« Retourne en Afrique du Sud ! » Le ton est donné. Le 1er juillet 2025, Donald Trump a brandi une menace d’expulsion contre Elon Musk, lors d’une conférence publique. Derrière cette déclaration aux relents populistes se cache un enjeu bien plus large : la guerre ouverte entre le pouvoir politique et les nouveaux magnats de la tech qui, comme Musk, échappent aux codes traditionnels.
Une nationalité contestée… pour faire pression ?
Elon Musk est pourtant citoyen américain naturalisé depuis 2002. Juridiquement, son expulsion est quasiment impossible sans une procédure extrême : la dénaturalisation, réservée aux cas de fraude avérée lors de l’obtention de la citoyenneté. Or, rien ne l’indique.

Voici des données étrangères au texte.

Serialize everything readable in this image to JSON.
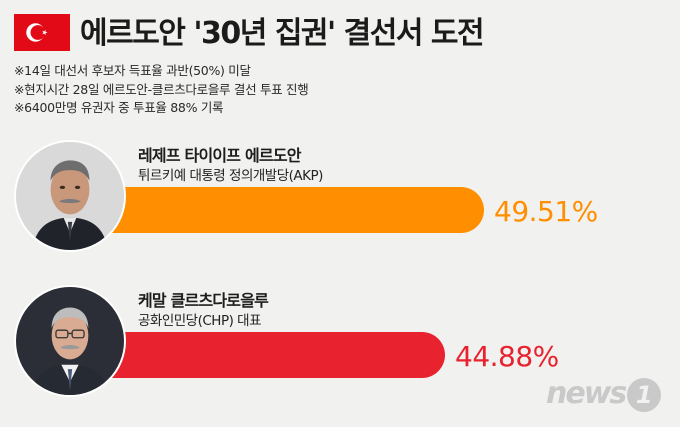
{
  "header": {
    "title": "에르도안 '30년 집권' 결선서 도전",
    "flag_icon": "turkey-flag-icon"
  },
  "notes": [
    "※14일 대선서 후보자 득표율 과반(50%) 미달",
    "※현지시간 28일 에르도안-클르츠다로을루 결선 투표 진행",
    "※6400만명 유권자 중 투표율 88% 기록"
  ],
  "chart_data": {
    "type": "bar",
    "orientation": "horizontal",
    "title": "에르도안 '30년 집권' 결선서 도전",
    "categories": [
      "레제프 타이이프 에르도안",
      "케말 클르츠다로을루"
    ],
    "values": [
      49.51,
      44.88
    ],
    "labels": [
      "49.51%",
      "44.88%"
    ],
    "parties": [
      "튀르키예 대통령 정의개발당(AKP)",
      "공화인민당(CHP) 대표"
    ],
    "unit": "%",
    "xlim": [
      0,
      55
    ],
    "colors": [
      "#ff8f00",
      "#e8222e"
    ],
    "grid": false,
    "legend": "none"
  },
  "photos": [
    "portrait-erdogan",
    "portrait-kilicdaroglu"
  ],
  "logo": {
    "text": "news",
    "mark": "1"
  }
}
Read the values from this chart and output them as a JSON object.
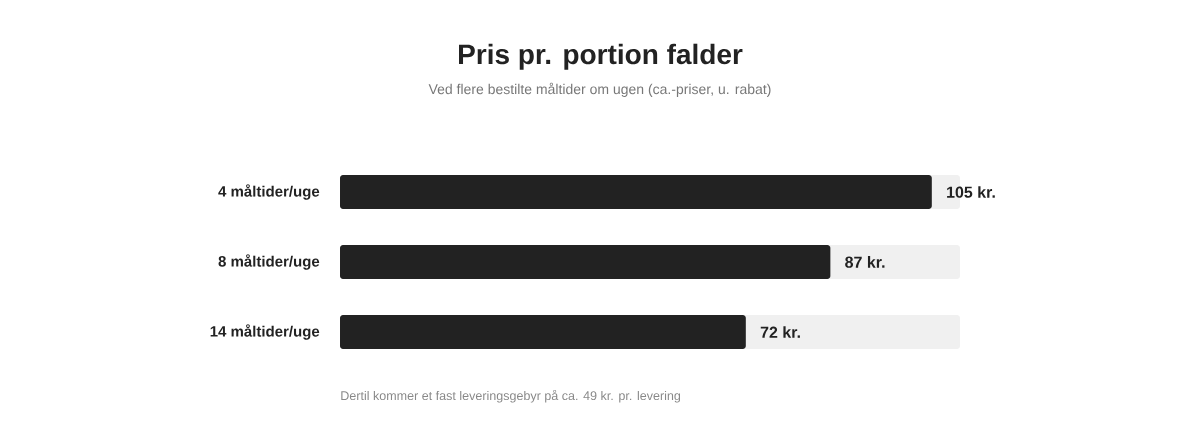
{
  "chart_data": {
    "type": "bar",
    "orientation": "horizontal",
    "title": "Pris pr. portion falder",
    "subtitle": "Ved flere bestilte måltider om ugen (ca.-priser, u. rabat)",
    "categories": [
      "4 måltider/uge",
      "8 måltider/uge",
      "14 måltider/uge"
    ],
    "values": [
      105,
      87,
      72
    ],
    "value_labels": [
      "105 kr.",
      "87 kr.",
      "72 kr."
    ],
    "color": "#222222",
    "xlim": [
      0,
      110
    ],
    "tick_labels": "y",
    "annotations": [
      "Dertil kommer et fast leveringsgebyr på ca. 49 kr. pr. levering"
    ]
  }
}
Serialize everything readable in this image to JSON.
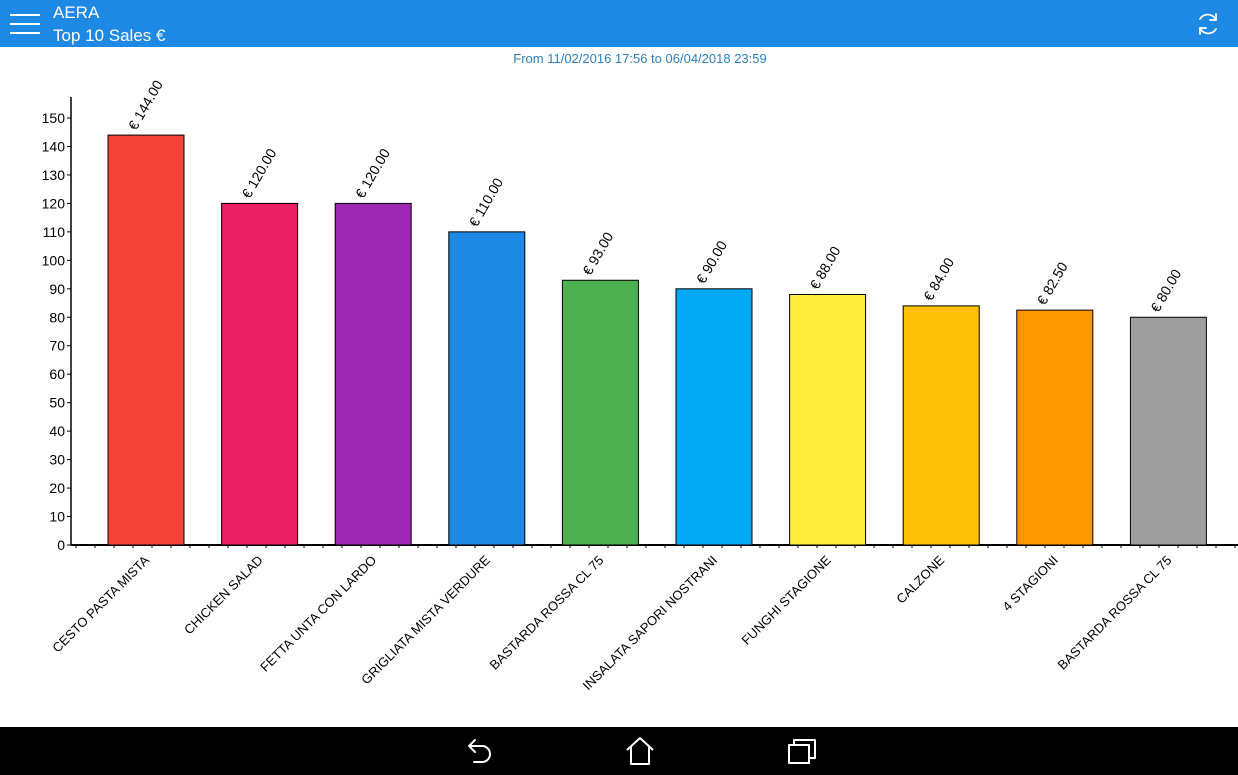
{
  "app": {
    "name": "AERA",
    "screen_title": "Top 10 Sales €"
  },
  "date_range": "From 11/02/2016 17:56 to 06/04/2018 23:59",
  "colors": {
    "app_bar": "#1e88e5",
    "date_range_text": "#2a7fc0",
    "nav_bar": "#000000"
  },
  "icons": {
    "menu": "hamburger-menu-icon",
    "refresh": "refresh-icon",
    "back": "back-icon",
    "home": "home-icon",
    "recents": "recent-apps-icon"
  },
  "chart_data": {
    "type": "bar",
    "categories": [
      "CESTO PASTA MISTA",
      "CHICKEN SALAD",
      "FETTA UNTA CON LARDO",
      "GRIGLIATA MISTA VERDURE",
      "BASTARDA ROSSA CL 75",
      "INSALATA SAPORI NOSTRANI",
      "FUNGHI STAGIONE",
      "CALZONE",
      "4 STAGIONI",
      "BASTARDA ROSSA CL 75"
    ],
    "values": [
      144,
      120,
      120,
      110,
      93,
      90,
      88,
      84,
      82.5,
      80
    ],
    "value_labels": [
      "€ 144.00",
      "€ 120.00",
      "€ 120.00",
      "€ 110.00",
      "€ 93.00",
      "€ 90.00",
      "€ 88.00",
      "€ 84.00",
      "€ 82.50",
      "€ 80.00"
    ],
    "colors": [
      "#f44336",
      "#e91e63",
      "#9c27b0",
      "#1e88e5",
      "#4caf50",
      "#03a9f4",
      "#ffeb3b",
      "#ffc107",
      "#ff9800",
      "#9e9e9e"
    ],
    "yticks": [
      0,
      10,
      20,
      30,
      40,
      50,
      60,
      70,
      80,
      90,
      100,
      110,
      120,
      130,
      140,
      150
    ],
    "ylim": [
      0,
      150
    ],
    "grid": false,
    "legend": "none",
    "title": "",
    "xlabel": "",
    "ylabel": ""
  }
}
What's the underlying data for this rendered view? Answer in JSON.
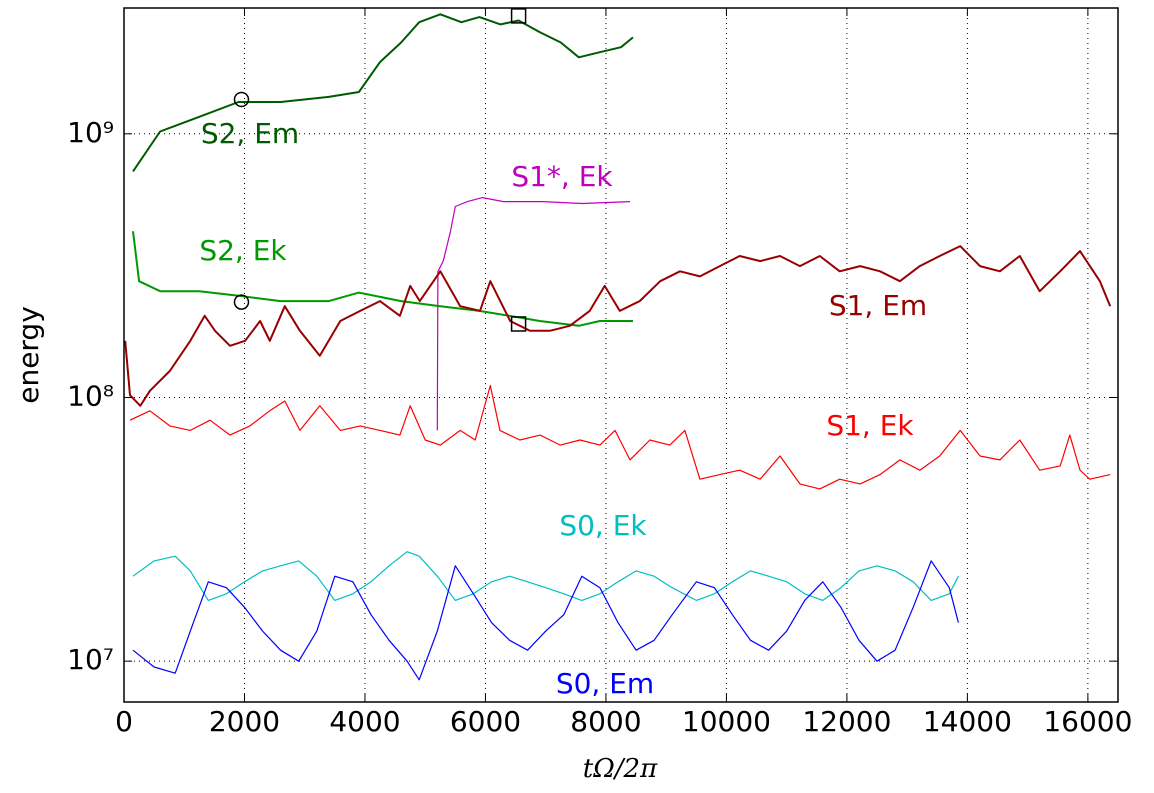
{
  "chart_data": {
    "type": "line",
    "xlabel": "tΩ/2π",
    "ylabel": "energy",
    "log_y": true,
    "grid": true,
    "xlim": [
      0,
      16500
    ],
    "ylim": [
      7000000,
      3000000000
    ],
    "xticks": [
      0,
      2000,
      4000,
      6000,
      8000,
      10000,
      12000,
      14000,
      16000
    ],
    "yticks": [
      {
        "value": 10000000,
        "label": "10⁷"
      },
      {
        "value": 100000000,
        "label": "10⁸"
      },
      {
        "value": 1000000000,
        "label": "10⁹"
      }
    ],
    "series": [
      {
        "name": "S2, Em",
        "color": "#005a00",
        "x": [
          150,
          600,
          1250,
          1900,
          2600,
          3400,
          3900,
          4250,
          4600,
          4900,
          5250,
          5600,
          5900,
          6250,
          6550,
          6900,
          7250,
          7550,
          7900,
          8250,
          8450
        ],
        "values": [
          720000000,
          1020000000,
          1160000000,
          1320000000,
          1320000000,
          1380000000,
          1440000000,
          1870000000,
          2220000000,
          2650000000,
          2840000000,
          2650000000,
          2770000000,
          2600000000,
          2690000000,
          2430000000,
          2220000000,
          1950000000,
          2040000000,
          2130000000,
          2320000000
        ]
      },
      {
        "name": "S1*, Ek",
        "color": "#bf00bf",
        "x": [
          5200,
          5210,
          5300,
          5420,
          5500,
          5700,
          5950,
          6300,
          6950,
          7600,
          8400
        ],
        "values": [
          75000000,
          300000000,
          330000000,
          427000000,
          530000000,
          553000000,
          573000000,
          553000000,
          553000000,
          544000000,
          553000000
        ]
      },
      {
        "name": "S2, Ek",
        "color": "#009900",
        "x": [
          150,
          250,
          600,
          1250,
          1900,
          2600,
          3400,
          3900,
          4600,
          5250,
          5900,
          6400,
          6900,
          7550,
          7900,
          8450
        ],
        "values": [
          427000000,
          276000000,
          253000000,
          253000000,
          243000000,
          232000000,
          232000000,
          250000000,
          232000000,
          222000000,
          213000000,
          204000000,
          195000000,
          187000000,
          195000000,
          195000000
        ]
      },
      {
        "name": "S1, Em",
        "color": "#990000",
        "x": [
          20,
          100,
          270,
          430,
          760,
          1100,
          1340,
          1510,
          1760,
          2010,
          2260,
          2420,
          2670,
          2920,
          3250,
          3590,
          3920,
          4250,
          4580,
          4750,
          4910,
          5250,
          5580,
          5910,
          6080,
          6410,
          6740,
          7070,
          7400,
          7730,
          7980,
          8230,
          8560,
          8900,
          9230,
          9560,
          9890,
          10220,
          10560,
          10890,
          11220,
          11550,
          11880,
          12220,
          12550,
          12880,
          13210,
          13540,
          13880,
          14210,
          14540,
          14870,
          15200,
          15540,
          15870,
          16200,
          16370
        ],
        "values": [
          164000000,
          102000000,
          93000000,
          106000000,
          126000000,
          164000000,
          204000000,
          179000000,
          157000000,
          164000000,
          195000000,
          164000000,
          222000000,
          179000000,
          144000000,
          195000000,
          213000000,
          232000000,
          204000000,
          265000000,
          232000000,
          301000000,
          222000000,
          213000000,
          276000000,
          195000000,
          179000000,
          179000000,
          187000000,
          213000000,
          265000000,
          213000000,
          232000000,
          276000000,
          301000000,
          288000000,
          315000000,
          344000000,
          329000000,
          344000000,
          315000000,
          344000000,
          301000000,
          315000000,
          301000000,
          276000000,
          315000000,
          344000000,
          375000000,
          315000000,
          301000000,
          344000000,
          253000000,
          301000000,
          359000000,
          276000000,
          222000000
        ]
      },
      {
        "name": "S1, Ek",
        "color": "#ff0000",
        "x": [
          100,
          430,
          760,
          1100,
          1430,
          1760,
          2090,
          2420,
          2670,
          2920,
          3250,
          3590,
          3920,
          4250,
          4580,
          4750,
          5000,
          5250,
          5580,
          5830,
          6080,
          6240,
          6570,
          6910,
          7240,
          7570,
          7900,
          8150,
          8400,
          8730,
          9060,
          9310,
          9560,
          9890,
          10220,
          10560,
          10890,
          11220,
          11550,
          11880,
          12220,
          12550,
          12880,
          13210,
          13540,
          13880,
          14210,
          14540,
          14870,
          15200,
          15540,
          15700,
          15870,
          16030,
          16370
        ],
        "values": [
          82000000,
          89000000,
          78000000,
          75000000,
          82000000,
          72000000,
          78000000,
          89000000,
          97000000,
          75000000,
          93000000,
          75000000,
          78000000,
          75000000,
          72000000,
          93000000,
          69000000,
          66000000,
          75000000,
          69000000,
          111000000,
          75000000,
          69000000,
          72000000,
          66000000,
          69000000,
          66000000,
          75000000,
          58000000,
          69000000,
          66000000,
          75000000,
          49000000,
          51000000,
          53000000,
          49000000,
          60000000,
          47000000,
          45000000,
          49000000,
          47000000,
          51000000,
          58000000,
          53000000,
          60000000,
          75000000,
          60000000,
          58000000,
          69000000,
          53000000,
          55000000,
          72000000,
          53000000,
          49000000,
          51000000
        ]
      },
      {
        "name": "S0, Ek",
        "color": "#00bfbf",
        "x": [
          150,
          500,
          850,
          1100,
          1400,
          1700,
          2000,
          2300,
          2600,
          2900,
          3200,
          3500,
          3800,
          4100,
          4400,
          4700,
          4900,
          5200,
          5500,
          5800,
          6100,
          6400,
          6700,
          7000,
          7300,
          7600,
          7900,
          8200,
          8500,
          8800,
          9100,
          9500,
          9800,
          10100,
          10400,
          10700,
          11000,
          11300,
          11600,
          11900,
          12200,
          12500,
          12800,
          13100,
          13400,
          13700,
          13850
        ],
        "values": [
          21000000,
          24000000,
          25000000,
          22000000,
          17000000,
          18000000,
          20000000,
          22000000,
          23000000,
          24000000,
          21000000,
          17000000,
          18000000,
          20000000,
          23000000,
          26000000,
          25000000,
          21000000,
          17000000,
          18000000,
          20000000,
          21000000,
          20000000,
          19000000,
          18000000,
          17000000,
          18000000,
          20000000,
          22000000,
          21000000,
          19000000,
          17000000,
          18000000,
          20000000,
          22000000,
          21000000,
          20000000,
          18000000,
          17000000,
          19000000,
          22000000,
          23000000,
          22000000,
          20000000,
          17000000,
          18000000,
          21000000
        ]
      },
      {
        "name": "S0, Em",
        "color": "#0000ff",
        "x": [
          150,
          500,
          850,
          1100,
          1400,
          1700,
          2000,
          2300,
          2600,
          2900,
          3200,
          3500,
          3800,
          4100,
          4400,
          4700,
          4900,
          5200,
          5500,
          5800,
          6100,
          6400,
          6700,
          7000,
          7300,
          7600,
          7900,
          8200,
          8500,
          8800,
          9100,
          9500,
          9800,
          10100,
          10400,
          10700,
          11000,
          11300,
          11600,
          11900,
          12200,
          12500,
          12800,
          13100,
          13400,
          13700,
          13850
        ],
        "values": [
          11000000,
          9500000,
          9000000,
          13000000,
          20000000,
          19000000,
          16000000,
          13000000,
          11000000,
          10000000,
          13000000,
          21000000,
          20000000,
          15000000,
          12000000,
          10000000,
          8500000,
          13000000,
          23000000,
          18000000,
          14000000,
          12000000,
          11000000,
          13000000,
          15000000,
          21000000,
          19000000,
          14000000,
          11000000,
          12000000,
          15000000,
          20000000,
          19000000,
          15000000,
          12000000,
          11000000,
          13000000,
          17000000,
          20000000,
          16000000,
          12000000,
          10000000,
          11000000,
          16000000,
          24000000,
          19000000,
          14000000
        ]
      }
    ],
    "markers": [
      {
        "shape": "circle",
        "x": 1950,
        "y": 1350000000
      },
      {
        "shape": "circle",
        "x": 1950,
        "y": 230000000
      },
      {
        "shape": "square",
        "x": 6550,
        "y": 2800000000
      },
      {
        "shape": "square",
        "x": 6550,
        "y": 190000000
      }
    ]
  }
}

Mais dans l’Amérique version Trump, l’État n’a pas besoin de preuve pour lancer l’anathème, surtout quand l’homme visé est devenu critique, imprévisible, et, disons-le, embarrassant.
DOGE : l’arme de Trump contre son ex-allié
En cause, la Commission à l’efficacité gouvernementale (DOGE), créée par Trump pour surveiller les dépenses publiques. Elon Musk y a siégé… avant de claquer la porte fin mai 2025, dénonçant des décisions fiscales “archaïques”. Trump n’a pas digéré.
Désormais, l’ancien président affirme qu’il “examinerait la possibilité de le faire expulser” et “le priverait de toute subvention fédérale”. Un retournement spectaculaire, quand on sait que Musk avait soutenu Trump sur plusieurs fronts — jusqu’à récemment.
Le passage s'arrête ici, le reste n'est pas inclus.